I'm more intuitive. When I'm writing, I like
to search the book with the book, shall we say.
I don't make big schemes, I don't stablish…
I can't, for instance, know how the book ends.
If I know how it ends, I'll lose interest in searching for it.
So, I need to deal with the surprise effect.
Now, there's a kind of tonality
that dominates each narrative, each text, which I must find.
And that's usually the great difficulty.
When I start a novel, for example.
I can say I began
my latest novel, A desumanização,
I must have started it nine times.
But starting means…
In one of the times I had over 80 written pages.
And that's why…
Eventually, already convinced
I was consummating a certain work,
what happens is that, at a certain time,
there's something that makes me unsatisfied,
even in a kind of… Book's aesthetic.
I generically know what I want to tell,
or what kind of environment I want to build.
Then, I need to find the expressions,
I need to find a plastic expression
that comes in contact with what I want to tell.
Why is it that usually I don't create big schemes,
I don't make big plans?
Because what happens in fact with the characters…
It's a bit cruel to say this, but it usually does not interest me.
I can be, as a reader of my books,
I can be moved
with the destiny of Crisóstomo in O filho de mil homens.
But when I'm writing the book,
it's not important
what happens to Crisóstomo…
What I want is to create a character
whose personality is so intense that it convinces me.

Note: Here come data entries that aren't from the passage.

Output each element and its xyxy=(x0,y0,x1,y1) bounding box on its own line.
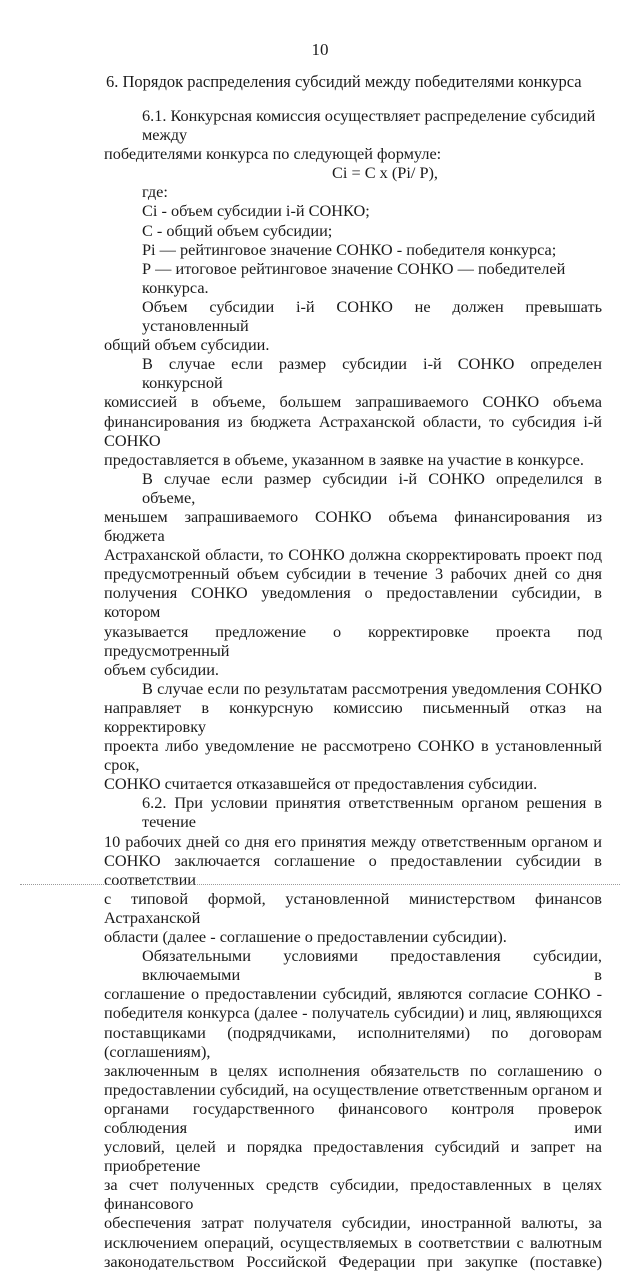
text-line: Обязательными условиями предоставления субсидии, включаемыми в xyxy=(142,946,602,985)
text-line: области (далее - соглашение о предоставлении субсидии). xyxy=(104,927,507,947)
text-line: с типовой формой, установленной министерством финансов Астраханской xyxy=(104,888,602,927)
text-line: 6.1. Конкурсная комиссия осуществляет распределение субсидий между xyxy=(142,106,596,145)
text-line: СОНКО заключается соглашение о предоставлении субсидии в соответствии xyxy=(104,850,602,889)
text-line: 10 рабочих дней со дня его принятия между ответственным органом и xyxy=(104,831,602,851)
text-line: за счет полученных средств субсидии, предоставленных в целях финансового xyxy=(104,1175,602,1214)
text-line: В случае если размер субсидии i-й СОНКО определился в объеме, xyxy=(142,468,602,507)
text-line: В случае если размер субсидии i-й СОНКО определен конкурсной xyxy=(142,354,602,393)
text-line: направляет в конкурсную комиссию письменный отказ на корректировку xyxy=(104,697,602,736)
text-line: С - общий объем субсидии; xyxy=(142,220,333,240)
text-line: предоставляется в объеме, указанном в заявке на участие в конкурсе. xyxy=(104,449,584,469)
text-line: СОНКО считается отказавшейся от предоставления субсидии. xyxy=(104,774,538,794)
text-line: предоставлении субсидий, на осуществление ответственным органом и xyxy=(104,1079,602,1099)
text-line: 6.2. При условии принятия ответственным органом решения в течение xyxy=(142,793,602,832)
text-line: объем субсидии. xyxy=(104,659,219,679)
text-line: исключением операций, осуществляемых в соответствии с валютным xyxy=(104,1232,602,1252)
page-number: 10 xyxy=(311,40,329,59)
text-line: Астраханской области, то СОНКО должна скорректировать проект под xyxy=(104,545,602,565)
text-line: В случае если по результатам рассмотрения уведомления СОНКО xyxy=(142,678,602,698)
text-line: Р — итоговое рейтинговое значение СОНКО — победителей конкурса. xyxy=(142,258,566,297)
text-line: органами государственного финансового контроля проверок соблюдения ими xyxy=(104,1098,602,1137)
text-line: предусмотренный объем субсидии в течение 3 рабочих дней со дня xyxy=(104,564,602,584)
text-line: общий объем субсидии. xyxy=(104,335,270,355)
text-line: меньшем запрашиваемого СОНКО объема финансирования из бюджета xyxy=(104,506,602,546)
text-line: обеспечения затрат получателя субсидии, иностранной валюты, за xyxy=(104,1213,602,1233)
text-line: поставщиками (подрядчиками, исполнителями) по договорам (соглашениям), xyxy=(104,1022,602,1061)
text-line: соглашение о предоставлении субсидий, являются согласие СОНКО - xyxy=(104,984,602,1004)
text-line: законодательством Российской Федерации при закупке (поставке) xyxy=(104,1251,602,1271)
text-line: победителями конкурса по следующей формуле: xyxy=(104,144,442,164)
section-heading: 6. Порядок распределения субсидий между победителями конкурса xyxy=(106,72,582,91)
text-line: получения СОНКО уведомления о предоставлении субсидии, в котором xyxy=(104,583,602,622)
text-line: условий, целей и порядка предоставления субсидий и запрет на приобретение xyxy=(104,1137,602,1176)
text-line: указывается предложение о корректировке проекта под предусмотренный xyxy=(104,621,602,660)
text-line: заключенным в целях исполнения обязательств по соглашению о xyxy=(104,1060,602,1080)
text-line: Ci = C x (Pi/ P), xyxy=(332,163,438,183)
document-body xyxy=(104,106,602,1271)
text-line: проекта либо уведомление не рассмотрено СОНКО в установленный срок, xyxy=(104,736,602,775)
text-line: комиссией в объеме, большем запрашиваемого СОНКО объема xyxy=(104,392,602,412)
text-line: победителя конкурса (далее - получатель субсидии) и лиц, являющихся xyxy=(104,1003,602,1023)
text-line: финансирования из бюджета Астраханской области, то субсидия i-й СОНКО xyxy=(104,411,602,450)
bottom-dotted-rule xyxy=(20,884,620,885)
text-line: где: xyxy=(142,182,168,202)
text-line: Pi — рейтинговое значение СОНКО - победителя конкурса; xyxy=(142,239,557,259)
text-line: Ci - объем субсидии i-й СОНКО; xyxy=(142,201,370,221)
text-line: Объем субсидии i-й СОНКО не должен превышать установленный xyxy=(142,296,602,336)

If Crisóstomo, at the end of the book…
became sad,
me as a reader would become sad.
But, perhaps, as the author, I could remain satisfied.
Because Crisóstomo…
He's so important due to what happens to him.
He's important for the human lesson he represents.
So, in all my books I seek that…
I seek for each character to be
a way of being.
And what happens…
It doesn't matter…
If the person moves more or moves less,
or if it's more or less beautiful, or if they dress well or bad.
Those things usually, on my books, do not enter.
I rarely describe how the characters eventually look.
I don't overly specify the situations.
If the person saw a bird, they've seen a bird.
Any bird, it does not matter.
Because I'm dealing with concepts
which intend to be universal.
So, I search for universality like that,
from within each character, and not much from the plot.